Beren gave her a bit of salted fruit and sang her gentle whispers until she calmed. It was for the best; I could barely stay upright and had to rely on the hobbits to keep me seated. Sam turned dark red, fumbling to help me and hold the lantern as he sat the rear, not on the saddle at all.

"I'm sorry, m'lady," he said. "I should walk."

"No," Beren said. "I want to be out of the Downs before the night is half done."

We deferred to him, and he led us around the site of my slaughter after collecting the blade of the king and the other wights of distinction. There were glyphs on some of them, and their ability to survive the years and the flooding barrows hinted of powerful magics. I didn't begrudge him taking the time to gather them.
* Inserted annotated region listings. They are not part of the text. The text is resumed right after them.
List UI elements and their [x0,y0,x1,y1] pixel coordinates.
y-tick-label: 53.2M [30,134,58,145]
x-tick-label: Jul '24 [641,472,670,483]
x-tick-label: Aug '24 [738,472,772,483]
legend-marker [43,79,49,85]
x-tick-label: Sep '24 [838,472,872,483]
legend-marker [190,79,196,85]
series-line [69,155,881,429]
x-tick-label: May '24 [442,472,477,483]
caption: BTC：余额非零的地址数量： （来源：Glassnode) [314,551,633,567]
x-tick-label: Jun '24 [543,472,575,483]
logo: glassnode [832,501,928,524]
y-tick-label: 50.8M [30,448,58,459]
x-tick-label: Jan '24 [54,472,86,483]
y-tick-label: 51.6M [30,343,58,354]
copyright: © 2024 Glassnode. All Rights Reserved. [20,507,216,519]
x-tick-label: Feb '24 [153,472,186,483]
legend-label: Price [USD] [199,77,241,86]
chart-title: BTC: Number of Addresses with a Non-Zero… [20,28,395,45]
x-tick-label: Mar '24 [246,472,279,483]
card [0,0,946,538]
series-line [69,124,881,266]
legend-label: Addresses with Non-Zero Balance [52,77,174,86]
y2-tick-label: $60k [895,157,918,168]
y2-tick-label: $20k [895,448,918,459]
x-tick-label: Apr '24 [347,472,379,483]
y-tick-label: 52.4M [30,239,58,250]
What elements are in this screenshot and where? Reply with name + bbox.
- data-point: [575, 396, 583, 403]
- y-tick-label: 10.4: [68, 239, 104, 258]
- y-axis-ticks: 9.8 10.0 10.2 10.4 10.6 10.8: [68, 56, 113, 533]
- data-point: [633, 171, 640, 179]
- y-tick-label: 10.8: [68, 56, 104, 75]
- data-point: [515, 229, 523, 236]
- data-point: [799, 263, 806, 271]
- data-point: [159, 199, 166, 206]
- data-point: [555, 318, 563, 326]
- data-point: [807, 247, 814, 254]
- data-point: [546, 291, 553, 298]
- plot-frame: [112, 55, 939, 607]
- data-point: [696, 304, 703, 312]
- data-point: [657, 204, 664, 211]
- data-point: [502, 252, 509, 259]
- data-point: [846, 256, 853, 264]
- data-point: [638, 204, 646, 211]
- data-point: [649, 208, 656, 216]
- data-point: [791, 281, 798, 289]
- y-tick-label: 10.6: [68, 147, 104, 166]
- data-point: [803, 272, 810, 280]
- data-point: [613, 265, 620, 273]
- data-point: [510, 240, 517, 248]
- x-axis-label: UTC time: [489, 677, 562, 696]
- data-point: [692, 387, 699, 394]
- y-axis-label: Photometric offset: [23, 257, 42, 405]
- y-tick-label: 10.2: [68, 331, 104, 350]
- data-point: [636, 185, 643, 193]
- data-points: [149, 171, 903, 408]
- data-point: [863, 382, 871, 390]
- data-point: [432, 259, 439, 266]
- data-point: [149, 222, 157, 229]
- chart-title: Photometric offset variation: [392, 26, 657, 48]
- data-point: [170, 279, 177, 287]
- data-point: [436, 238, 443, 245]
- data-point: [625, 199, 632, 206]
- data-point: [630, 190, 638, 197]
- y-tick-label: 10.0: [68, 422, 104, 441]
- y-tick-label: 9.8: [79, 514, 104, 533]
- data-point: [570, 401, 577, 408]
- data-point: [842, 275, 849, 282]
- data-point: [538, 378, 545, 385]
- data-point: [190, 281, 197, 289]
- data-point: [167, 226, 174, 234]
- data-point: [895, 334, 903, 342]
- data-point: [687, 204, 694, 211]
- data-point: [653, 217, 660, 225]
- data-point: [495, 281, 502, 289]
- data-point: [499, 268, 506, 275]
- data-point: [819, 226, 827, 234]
I would have done it myself if I were in better condition. Objects of that kind were more than valuable, though each was likely worth the livelihood of a bustling market town in gold, they were also history, and it is the place of elves to remember.

The mark on my shoulder alternated between hot and cold until I could scarcely tell between them, and in some moments I imagined it was not Sam riding behind me, but the Witch King of Angmar, breath a rattle in his chest. The sky was a river of souls flying west.

We stopped for the night a few hours ride from the massacre, at the edge of the Downs. The hobbits had been sharing rations atop Carfax, but I had taken nothing, so Beren made me tea. Scarcely had I tasted it than I fell asleep beside his small fire, wrapped in blankets and still as one dead.